- Location: Matikhrü (now in Phek District, Nagaland)
- Date: 6 September 1960 10:00 a.m. to 3:00 p.m. (IST)
- Target: Civilians
- Attack type: Massacre
- Deaths: 23
- Perpetrators: Indian Army 16th Punjab Regiment;

= Matikhrü Massacre =

1960 massacre in Nagaland, India

The Matikhrü Massacre, took place on 6 September 1960, when forces of the 16th Punjab Regiment of the Indian Army committed an act of mass murder against the village of Matikhrü.

== Prelude ==
On 14 August 1960, the Naga Home Guards commanded by the Sümi Naga Generals attacked the 16th Assam Rifles outpost at Thuda (Phor village) in Pochury Naga area.

=== Aircraft shootdown ===
On 26 August an Indian Air Force Dakota DC-3 registered HJ233 trying to drop relief materials and ammunitions to the besieged post was shot down by the Naga Army and its crew members led by Capt. Anand Singha and 8 others members were captured at Zathsü. Outraged by the act, the Government of India unleashed a heavy army operation in the Pochury Naga area to search and rescue the captured airmen.

Despite under intense provocation, none of the captured Indian Air Force crew members were ill-treated, tortured or harmed under the custody of the Naga Home Guards and the Federal Government of Nagaland. (Out of the nine captured—five were released on September itself and the rest four were released on 16 May 1962)

=== Indian Army Rampage ===
In the events following the attack on the Thuda 16th Assam Rifles' camp and the shooting down of the aircraft, the Indian Army went on a rampage, burning all neighbouring villages, arresting, torturing and killing of innocent villagers in the Pochury Naga area.

==== September 1 ====
Six from Phor village were tortured to death.

==== September 2 ====
Two from Moke village were beaten and slaughtered to death.

==== September 3 ====
Three from Yisi village were beaten to death.

==== September 4 ====
One person from Lurari village was buried alive after severe beating and two people of Meluri village were beheaded.

==== September 5 ====
The armed soldiers went to Lephori village, arrested thirteen villagers, tortured them and poured boiling water on their bodies after tying them together to a post. Many women were also raped.

== Matikhrü Massacre ==
On 6 September 1960, the 16th Punjab Regiment posted at Kanjang Village reached Matikhrü Village at around 10:00 a.m. and surrounded the village in three rings to prevent any from escaping. All the villagers were then ordered to gather in one place with men folk were separated from women and children. The soldiers then started to hit the villagers with their gun butts demanding where the undergrounds are hiding and where the arms and ammunitions were kept.

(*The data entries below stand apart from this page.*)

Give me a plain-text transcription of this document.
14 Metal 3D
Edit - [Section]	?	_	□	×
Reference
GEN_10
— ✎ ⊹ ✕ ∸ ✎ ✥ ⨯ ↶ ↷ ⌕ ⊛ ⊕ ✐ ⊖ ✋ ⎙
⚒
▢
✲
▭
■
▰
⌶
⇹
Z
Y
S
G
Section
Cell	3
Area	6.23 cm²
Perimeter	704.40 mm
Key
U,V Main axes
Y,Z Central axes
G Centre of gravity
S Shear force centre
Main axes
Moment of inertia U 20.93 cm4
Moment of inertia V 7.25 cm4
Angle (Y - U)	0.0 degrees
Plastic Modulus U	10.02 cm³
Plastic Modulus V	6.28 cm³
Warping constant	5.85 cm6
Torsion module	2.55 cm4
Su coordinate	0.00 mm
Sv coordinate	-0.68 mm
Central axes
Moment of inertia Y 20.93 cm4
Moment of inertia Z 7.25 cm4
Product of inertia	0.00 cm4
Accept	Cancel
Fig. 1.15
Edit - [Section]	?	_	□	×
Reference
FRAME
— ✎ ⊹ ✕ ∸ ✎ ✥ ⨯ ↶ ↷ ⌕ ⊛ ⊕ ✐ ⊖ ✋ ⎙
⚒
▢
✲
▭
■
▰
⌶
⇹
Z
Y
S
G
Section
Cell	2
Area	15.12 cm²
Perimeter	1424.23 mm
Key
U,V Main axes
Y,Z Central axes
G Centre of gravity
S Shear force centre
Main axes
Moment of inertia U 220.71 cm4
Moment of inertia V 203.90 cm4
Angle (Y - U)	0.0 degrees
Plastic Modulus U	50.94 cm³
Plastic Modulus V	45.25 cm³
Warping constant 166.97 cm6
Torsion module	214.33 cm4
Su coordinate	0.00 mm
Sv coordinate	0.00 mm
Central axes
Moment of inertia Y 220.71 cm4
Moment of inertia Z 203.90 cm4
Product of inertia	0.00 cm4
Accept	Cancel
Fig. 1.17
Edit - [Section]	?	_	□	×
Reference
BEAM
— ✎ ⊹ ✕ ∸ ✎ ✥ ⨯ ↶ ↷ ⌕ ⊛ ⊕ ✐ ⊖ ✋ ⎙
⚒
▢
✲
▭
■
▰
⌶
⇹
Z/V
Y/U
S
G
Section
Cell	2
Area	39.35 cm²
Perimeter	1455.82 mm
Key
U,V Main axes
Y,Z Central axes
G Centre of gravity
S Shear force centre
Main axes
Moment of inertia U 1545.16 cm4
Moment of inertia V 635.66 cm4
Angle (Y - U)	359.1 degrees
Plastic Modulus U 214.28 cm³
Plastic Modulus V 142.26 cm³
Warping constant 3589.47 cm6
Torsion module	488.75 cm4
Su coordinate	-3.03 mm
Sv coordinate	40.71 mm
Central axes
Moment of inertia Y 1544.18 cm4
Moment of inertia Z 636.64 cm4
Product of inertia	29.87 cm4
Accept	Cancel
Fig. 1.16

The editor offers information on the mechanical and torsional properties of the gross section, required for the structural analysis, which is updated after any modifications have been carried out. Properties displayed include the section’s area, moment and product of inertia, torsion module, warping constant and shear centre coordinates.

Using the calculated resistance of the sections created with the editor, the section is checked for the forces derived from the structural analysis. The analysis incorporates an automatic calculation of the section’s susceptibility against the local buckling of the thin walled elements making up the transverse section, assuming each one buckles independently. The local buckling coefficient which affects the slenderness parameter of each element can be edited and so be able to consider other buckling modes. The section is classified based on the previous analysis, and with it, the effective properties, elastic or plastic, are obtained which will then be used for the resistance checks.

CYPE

Then the men were made to continuously jump and do sit-ups for more than five hours in the blistering sun. Wooden logs were rolled on their bodies and boiling water was poured on them. By late afternoon all women and children were threatened to leave. Then the Indian Army dragged all the men inside the house of the village chief where nine of them were butchered and beheaded to death.

Thah, the chief in his last words shouted to his men:

“It is a man's pride to sacrifice for his birthright, and I shall never surrender nor compromise. I am ready to sacrifice my life for the future generation of the Nagas.”

In the melee, one managed to escape by pushing through the rear door. The soldiers sprayed bullets at him but he could manage to outrun them. He died a few days later due to Post Traumatic Stress and his injuries.

The Indian soldiers later burnt the dead bodies inside the house along with the entire village and the granaries to ashes.

== Aftermath ==
Due to fear of further atrocities by the Indian Army, the survivors of the village wandered into deep jungle without food and shelter. They later entered Burma and stayed at a Naga Army camp in Sathi.

In late 1961, Gavin Young of The Observer visited the survivors at Sathi camp. In his book Indo-Naga War page 29 & 30 he mentioned that during his meeting with the survivors there were only a pathetic thirty survivors and in one of the photographs one can see some males, females and children standing near a medical officer in torn and tattered clothes.

Matikhrü Village was re-established in 1963.

== Legacy ==
The 6 of September is recognised as a Black Day by the Pochury Students' Union and is observed annually since 1993 by the rest of the Nagas.